Bank of Japan to be tested to the limit? Likely the issue with the most volatility potential for FX traders. There are enormous volatility risks for the Japanese yen if global yields pull back higher, and possibly even if they merely stay elevated (think relative balance sheet developments) as the Bank of Japan may try to hold the line on its yield curve control policy but then be forced to capitulate if the pressure on the Japanese yen gets even more extreme (for example sending USDJPY well north of 140.00 after it already hit highest levels since 1998 above 135 recently)
Recession now or recession later? the market keeps pulling forward when it expects the Fed funds rate to peak as it feels a recession is incoming fairly soon. Market currently pricing the Fed’s peak policy rate to arrive between December 2022 and March 2023 – but if inflation fades less than expected over the summer and the economic data looks less bad than feared, the market may need to readjust – ironically meaning that “good” economic news may be bad news in the near term for equity markets because of the implications for Fed- and other central bank policy tightening.
Oil prices: the worst outcome for global markets is if oil prices continue to rise on the ongoing supply woes led by embargoes on Russian imports and as demand destruction is slow to offset. Ever higher oil prices would keep inflation levels high and tie central banks’ hands to ease off the pedal. A steep fall in the oil price only looks possible if demand is collapsing – i.e., because the economy is spiraling into recession.
Q2 Earnings: too optimistic – stay tuned to our Peter Garnry on this issue as we look ahead.
Credit markets: One key spread I track of US corporate credit spreads has risen above levels that, pre-pandemic, were last visited in late 2018, shortly after which the Fed relented in its balance sheet tightening and rate tightening. This is a one-mandate, inflation fighting Fed, credit pain and bankruptcies will be ignored until inflation is falling or the unemployment rate rises above some unknown level that re-engages the dual mandate.

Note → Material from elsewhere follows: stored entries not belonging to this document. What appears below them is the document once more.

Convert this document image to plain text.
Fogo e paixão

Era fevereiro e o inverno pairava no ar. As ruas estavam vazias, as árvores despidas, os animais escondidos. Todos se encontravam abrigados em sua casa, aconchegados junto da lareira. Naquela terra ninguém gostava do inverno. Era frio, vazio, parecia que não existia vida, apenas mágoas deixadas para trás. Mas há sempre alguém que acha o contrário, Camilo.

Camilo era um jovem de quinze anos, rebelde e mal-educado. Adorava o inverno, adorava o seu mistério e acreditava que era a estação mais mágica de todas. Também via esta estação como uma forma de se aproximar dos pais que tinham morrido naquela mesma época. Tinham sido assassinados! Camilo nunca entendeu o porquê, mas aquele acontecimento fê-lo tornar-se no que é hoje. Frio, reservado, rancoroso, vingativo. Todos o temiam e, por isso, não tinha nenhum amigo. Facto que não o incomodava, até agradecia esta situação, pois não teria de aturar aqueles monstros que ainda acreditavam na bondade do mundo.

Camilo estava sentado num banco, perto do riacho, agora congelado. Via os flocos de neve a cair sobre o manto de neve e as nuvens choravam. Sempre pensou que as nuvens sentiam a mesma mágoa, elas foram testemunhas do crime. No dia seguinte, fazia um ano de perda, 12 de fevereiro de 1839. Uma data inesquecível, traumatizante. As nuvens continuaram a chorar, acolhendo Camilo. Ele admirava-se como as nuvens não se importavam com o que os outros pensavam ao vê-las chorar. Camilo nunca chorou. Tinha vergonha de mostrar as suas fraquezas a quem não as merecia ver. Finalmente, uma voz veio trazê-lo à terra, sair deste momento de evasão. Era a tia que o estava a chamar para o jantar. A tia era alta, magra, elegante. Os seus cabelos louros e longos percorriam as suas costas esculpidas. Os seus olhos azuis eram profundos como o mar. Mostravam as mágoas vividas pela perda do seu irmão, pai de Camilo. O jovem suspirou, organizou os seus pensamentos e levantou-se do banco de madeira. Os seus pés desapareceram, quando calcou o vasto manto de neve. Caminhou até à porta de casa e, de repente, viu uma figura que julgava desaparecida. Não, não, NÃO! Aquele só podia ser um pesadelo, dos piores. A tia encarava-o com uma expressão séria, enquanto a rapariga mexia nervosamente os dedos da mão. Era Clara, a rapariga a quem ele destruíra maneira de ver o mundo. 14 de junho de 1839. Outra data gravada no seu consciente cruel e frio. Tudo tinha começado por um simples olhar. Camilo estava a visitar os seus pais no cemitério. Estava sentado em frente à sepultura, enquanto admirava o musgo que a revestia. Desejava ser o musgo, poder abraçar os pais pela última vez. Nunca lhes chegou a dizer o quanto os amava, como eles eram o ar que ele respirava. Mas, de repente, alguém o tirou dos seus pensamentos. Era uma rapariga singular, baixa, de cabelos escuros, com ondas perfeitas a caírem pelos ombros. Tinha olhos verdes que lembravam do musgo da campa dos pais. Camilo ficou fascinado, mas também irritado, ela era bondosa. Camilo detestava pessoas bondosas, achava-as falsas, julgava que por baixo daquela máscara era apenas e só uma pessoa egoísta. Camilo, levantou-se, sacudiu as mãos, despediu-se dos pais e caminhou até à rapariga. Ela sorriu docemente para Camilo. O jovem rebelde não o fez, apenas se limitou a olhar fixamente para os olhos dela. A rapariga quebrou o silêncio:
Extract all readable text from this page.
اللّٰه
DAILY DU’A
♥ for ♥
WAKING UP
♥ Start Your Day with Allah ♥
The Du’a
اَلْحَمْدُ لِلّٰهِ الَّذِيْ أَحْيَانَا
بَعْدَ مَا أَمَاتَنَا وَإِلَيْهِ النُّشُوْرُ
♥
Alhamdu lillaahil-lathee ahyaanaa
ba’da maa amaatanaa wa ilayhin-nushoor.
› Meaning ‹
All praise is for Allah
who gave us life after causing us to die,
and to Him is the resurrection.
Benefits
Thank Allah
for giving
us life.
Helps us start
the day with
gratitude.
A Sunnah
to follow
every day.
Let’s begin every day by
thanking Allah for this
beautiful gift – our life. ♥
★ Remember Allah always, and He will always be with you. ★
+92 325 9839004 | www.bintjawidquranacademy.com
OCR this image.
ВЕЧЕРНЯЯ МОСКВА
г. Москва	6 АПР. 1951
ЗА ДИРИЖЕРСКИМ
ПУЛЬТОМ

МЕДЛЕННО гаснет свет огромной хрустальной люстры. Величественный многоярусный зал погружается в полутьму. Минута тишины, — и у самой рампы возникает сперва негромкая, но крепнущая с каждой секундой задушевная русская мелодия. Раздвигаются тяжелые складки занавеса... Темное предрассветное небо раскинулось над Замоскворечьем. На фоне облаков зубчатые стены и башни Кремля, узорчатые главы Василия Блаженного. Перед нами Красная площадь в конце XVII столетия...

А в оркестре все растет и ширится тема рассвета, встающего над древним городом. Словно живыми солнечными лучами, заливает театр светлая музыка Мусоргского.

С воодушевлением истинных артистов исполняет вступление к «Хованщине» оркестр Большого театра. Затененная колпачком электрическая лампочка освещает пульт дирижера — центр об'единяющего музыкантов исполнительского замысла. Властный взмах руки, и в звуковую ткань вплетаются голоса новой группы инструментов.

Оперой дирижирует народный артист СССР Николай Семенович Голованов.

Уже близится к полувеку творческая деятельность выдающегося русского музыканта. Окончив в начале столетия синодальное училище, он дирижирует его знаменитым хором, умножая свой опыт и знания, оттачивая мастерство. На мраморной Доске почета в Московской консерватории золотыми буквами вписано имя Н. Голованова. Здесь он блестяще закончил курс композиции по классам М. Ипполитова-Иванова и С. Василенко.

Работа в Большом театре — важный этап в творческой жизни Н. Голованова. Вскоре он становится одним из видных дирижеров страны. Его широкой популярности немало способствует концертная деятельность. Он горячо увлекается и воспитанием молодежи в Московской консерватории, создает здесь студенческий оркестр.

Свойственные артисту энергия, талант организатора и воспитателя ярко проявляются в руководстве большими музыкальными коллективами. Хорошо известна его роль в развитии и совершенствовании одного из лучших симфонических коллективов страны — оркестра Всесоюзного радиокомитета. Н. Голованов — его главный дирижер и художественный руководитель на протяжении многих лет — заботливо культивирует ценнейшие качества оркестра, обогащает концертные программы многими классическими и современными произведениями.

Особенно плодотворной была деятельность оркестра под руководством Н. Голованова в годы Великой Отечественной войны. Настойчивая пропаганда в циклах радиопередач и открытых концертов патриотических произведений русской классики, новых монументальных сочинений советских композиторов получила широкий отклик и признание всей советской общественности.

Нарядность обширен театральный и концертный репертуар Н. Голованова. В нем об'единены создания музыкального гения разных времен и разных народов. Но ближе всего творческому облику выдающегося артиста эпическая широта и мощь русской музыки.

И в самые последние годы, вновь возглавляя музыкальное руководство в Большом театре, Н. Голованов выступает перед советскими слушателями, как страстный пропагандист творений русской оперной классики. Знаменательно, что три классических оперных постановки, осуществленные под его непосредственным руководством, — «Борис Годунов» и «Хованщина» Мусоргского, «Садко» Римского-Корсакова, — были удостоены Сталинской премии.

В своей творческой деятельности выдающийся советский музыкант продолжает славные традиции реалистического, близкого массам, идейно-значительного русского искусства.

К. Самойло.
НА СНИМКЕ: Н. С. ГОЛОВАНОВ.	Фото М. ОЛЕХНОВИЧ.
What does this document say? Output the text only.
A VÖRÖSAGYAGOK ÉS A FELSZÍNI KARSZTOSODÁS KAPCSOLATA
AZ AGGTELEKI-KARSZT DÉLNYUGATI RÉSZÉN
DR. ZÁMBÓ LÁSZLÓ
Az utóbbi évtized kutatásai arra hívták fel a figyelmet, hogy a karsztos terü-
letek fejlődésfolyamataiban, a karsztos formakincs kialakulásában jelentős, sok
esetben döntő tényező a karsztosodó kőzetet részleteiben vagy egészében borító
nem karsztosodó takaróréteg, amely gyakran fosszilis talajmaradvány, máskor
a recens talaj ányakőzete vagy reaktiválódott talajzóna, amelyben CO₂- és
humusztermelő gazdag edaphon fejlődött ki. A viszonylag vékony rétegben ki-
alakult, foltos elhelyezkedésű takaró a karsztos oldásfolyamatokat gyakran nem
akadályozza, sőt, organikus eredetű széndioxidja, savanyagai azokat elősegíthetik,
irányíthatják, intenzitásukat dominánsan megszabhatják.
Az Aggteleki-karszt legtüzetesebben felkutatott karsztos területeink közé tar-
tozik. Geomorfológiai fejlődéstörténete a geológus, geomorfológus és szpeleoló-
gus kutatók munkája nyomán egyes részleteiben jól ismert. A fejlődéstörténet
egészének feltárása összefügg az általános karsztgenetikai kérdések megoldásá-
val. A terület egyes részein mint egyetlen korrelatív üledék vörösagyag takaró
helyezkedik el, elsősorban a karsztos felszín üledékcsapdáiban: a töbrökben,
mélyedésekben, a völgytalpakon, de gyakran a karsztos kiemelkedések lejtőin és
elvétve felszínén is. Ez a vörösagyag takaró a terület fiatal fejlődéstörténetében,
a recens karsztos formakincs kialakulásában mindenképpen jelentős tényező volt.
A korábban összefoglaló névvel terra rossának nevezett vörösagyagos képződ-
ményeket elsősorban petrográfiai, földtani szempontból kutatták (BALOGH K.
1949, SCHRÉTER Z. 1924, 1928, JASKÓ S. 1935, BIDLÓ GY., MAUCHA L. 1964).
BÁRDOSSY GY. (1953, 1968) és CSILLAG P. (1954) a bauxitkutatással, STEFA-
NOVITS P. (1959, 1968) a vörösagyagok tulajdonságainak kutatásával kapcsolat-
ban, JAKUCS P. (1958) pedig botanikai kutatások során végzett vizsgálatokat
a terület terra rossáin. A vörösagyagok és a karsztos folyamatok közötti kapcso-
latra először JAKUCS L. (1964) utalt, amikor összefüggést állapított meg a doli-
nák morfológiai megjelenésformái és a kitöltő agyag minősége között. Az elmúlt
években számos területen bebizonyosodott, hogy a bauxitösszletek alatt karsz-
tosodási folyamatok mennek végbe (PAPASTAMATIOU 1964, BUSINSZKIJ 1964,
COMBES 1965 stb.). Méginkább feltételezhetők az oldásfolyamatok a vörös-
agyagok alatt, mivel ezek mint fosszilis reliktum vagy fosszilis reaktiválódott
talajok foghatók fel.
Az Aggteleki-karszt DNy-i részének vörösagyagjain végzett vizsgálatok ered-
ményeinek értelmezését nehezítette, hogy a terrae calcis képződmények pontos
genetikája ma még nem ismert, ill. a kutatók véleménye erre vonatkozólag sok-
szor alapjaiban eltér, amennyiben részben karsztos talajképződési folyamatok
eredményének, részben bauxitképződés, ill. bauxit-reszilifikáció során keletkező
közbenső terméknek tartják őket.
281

FOMC July 27: Fed has to juggle all of the above factors in setting policy and guidance from here and as it approaches what it believes is the “neutral” policy rate of 2.50% (a rate hike of 75 basis points would take the Fed funds target range to 2.25-2.50%). Right now, the Fed is a “single mandate” central bank, only fighting inflation, so inflation/earnings releases will be most important in determining whether Fed hikes 50 basis points or 75 basis points again at the late July meeting and how it guides for further policy tightening after hiking the most since 1994 at the June FOMC meeting.
Chart: EURUSD
The euro is looking weak on multiple fronts as EURCHF trades south of parity and to new 7-year lows this morning, the EURGBP rally faltered yesterday and as EURUSD has slipped well below the tactical 1.0500 sticky zone. The brutal pressure from rising natural gas prices on Europe continues, and the ECB’s difficult tight-rope walking act of “anti-fragmentation” simultaneous with the incoming policy tightening makes for an ugly mix for the single currency. Keeping an eye on the 1.0350 cycle lows now for whether the path toward parity is opened up here – interesting to see the US dollar achieving at this level as treasury yields drop, suggesting is retains its safe haven appeal for now. The next test for the pair is over today’s US May PCE inflation data (elevated or very low month-on-month core reading would be the most interesting development.)